If we look around, there are reasons. The land, shaped by volcanic activity, is dramatic, and these shapes were echoed in the iconic stepped pyramids of Teotihuacan and Tenochtitlan.
The plants are sculptural.
The people themselves are monumental and beautiful.
There is a long history of form-emphatic art, from the very early Olmec heads (around 1000 BC)...
...through the long pre-Columbian period of remarkable ceramic sculpture...
...combined later with the Spanish wood-carving tradition.
Form finds expression in literal, representational ways, but also in abstraction: Mexico has a strong tradition of graphic design, surface decoration, typography, and pattern.
I'm always fascinated to see contemporary expressions of these traditions. While at the Museo Franz Mayer for the Decorative Arts, we saw an exhibition of contemporary ceramics.

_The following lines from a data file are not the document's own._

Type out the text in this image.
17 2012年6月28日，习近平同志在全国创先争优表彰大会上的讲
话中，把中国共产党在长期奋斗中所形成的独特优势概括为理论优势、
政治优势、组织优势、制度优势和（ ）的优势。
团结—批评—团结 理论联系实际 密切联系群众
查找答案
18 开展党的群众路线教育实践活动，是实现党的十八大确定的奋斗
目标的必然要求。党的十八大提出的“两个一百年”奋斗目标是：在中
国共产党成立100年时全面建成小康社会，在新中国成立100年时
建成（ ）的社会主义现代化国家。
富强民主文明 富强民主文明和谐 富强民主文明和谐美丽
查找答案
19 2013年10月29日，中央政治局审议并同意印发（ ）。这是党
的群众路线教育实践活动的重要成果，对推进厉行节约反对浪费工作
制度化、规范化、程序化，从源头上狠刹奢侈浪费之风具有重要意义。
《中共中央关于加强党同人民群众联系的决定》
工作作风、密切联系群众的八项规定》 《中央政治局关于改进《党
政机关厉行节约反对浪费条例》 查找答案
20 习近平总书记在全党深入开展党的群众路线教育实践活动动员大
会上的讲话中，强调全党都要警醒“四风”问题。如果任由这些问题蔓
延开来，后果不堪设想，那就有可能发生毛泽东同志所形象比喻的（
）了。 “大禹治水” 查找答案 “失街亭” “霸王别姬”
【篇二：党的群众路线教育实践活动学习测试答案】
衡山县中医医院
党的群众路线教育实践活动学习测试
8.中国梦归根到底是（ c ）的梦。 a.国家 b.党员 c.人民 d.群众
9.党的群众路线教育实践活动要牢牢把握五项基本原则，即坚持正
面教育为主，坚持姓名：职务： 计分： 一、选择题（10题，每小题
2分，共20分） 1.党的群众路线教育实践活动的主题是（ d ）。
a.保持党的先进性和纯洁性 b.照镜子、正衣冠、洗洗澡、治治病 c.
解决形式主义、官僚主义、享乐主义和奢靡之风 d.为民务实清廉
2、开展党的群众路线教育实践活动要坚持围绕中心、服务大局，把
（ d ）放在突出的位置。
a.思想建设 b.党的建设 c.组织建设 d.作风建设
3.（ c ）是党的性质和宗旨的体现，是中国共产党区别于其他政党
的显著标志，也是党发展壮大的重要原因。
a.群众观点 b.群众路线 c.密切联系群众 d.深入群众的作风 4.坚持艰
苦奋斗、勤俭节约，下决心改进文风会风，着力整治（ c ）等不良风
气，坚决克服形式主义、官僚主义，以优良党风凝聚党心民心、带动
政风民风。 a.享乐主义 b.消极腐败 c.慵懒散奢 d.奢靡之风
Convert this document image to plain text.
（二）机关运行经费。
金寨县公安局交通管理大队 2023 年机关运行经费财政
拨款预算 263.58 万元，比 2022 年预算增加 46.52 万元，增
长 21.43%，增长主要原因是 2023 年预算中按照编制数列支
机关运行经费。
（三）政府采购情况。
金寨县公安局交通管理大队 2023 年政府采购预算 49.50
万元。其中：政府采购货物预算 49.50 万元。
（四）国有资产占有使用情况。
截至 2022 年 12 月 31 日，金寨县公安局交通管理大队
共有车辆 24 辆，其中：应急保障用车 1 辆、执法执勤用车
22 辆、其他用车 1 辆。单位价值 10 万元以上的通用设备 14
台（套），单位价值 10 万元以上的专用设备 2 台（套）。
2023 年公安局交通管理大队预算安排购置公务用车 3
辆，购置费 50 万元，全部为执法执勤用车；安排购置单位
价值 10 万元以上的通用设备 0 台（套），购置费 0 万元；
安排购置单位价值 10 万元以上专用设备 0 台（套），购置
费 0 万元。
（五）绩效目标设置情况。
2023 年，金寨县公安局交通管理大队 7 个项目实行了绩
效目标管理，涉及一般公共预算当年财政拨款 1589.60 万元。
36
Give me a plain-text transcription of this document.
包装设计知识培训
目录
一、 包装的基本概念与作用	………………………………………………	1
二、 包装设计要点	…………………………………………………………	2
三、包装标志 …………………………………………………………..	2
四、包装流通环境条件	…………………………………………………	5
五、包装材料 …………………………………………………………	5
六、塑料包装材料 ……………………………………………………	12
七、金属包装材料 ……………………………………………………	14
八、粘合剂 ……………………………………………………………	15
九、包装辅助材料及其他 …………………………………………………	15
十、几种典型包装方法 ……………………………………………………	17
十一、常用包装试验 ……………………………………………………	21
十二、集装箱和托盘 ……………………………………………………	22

It was in two parts: a biennial competition for functional ceramics, and a separate room containing (mostly large) works by master living ceramic artists. I was crazy about some of these latter pieces and took pictures to show you:
Cactus, by Javier Villegas
Bodegon con taza y peces, by the same artist.
Florero, by Marta Ovalle
Horizontes continuos, by Gloria Carrasco. Each of these pieces is about two feet in the widest dimension. Aren't they beautiful?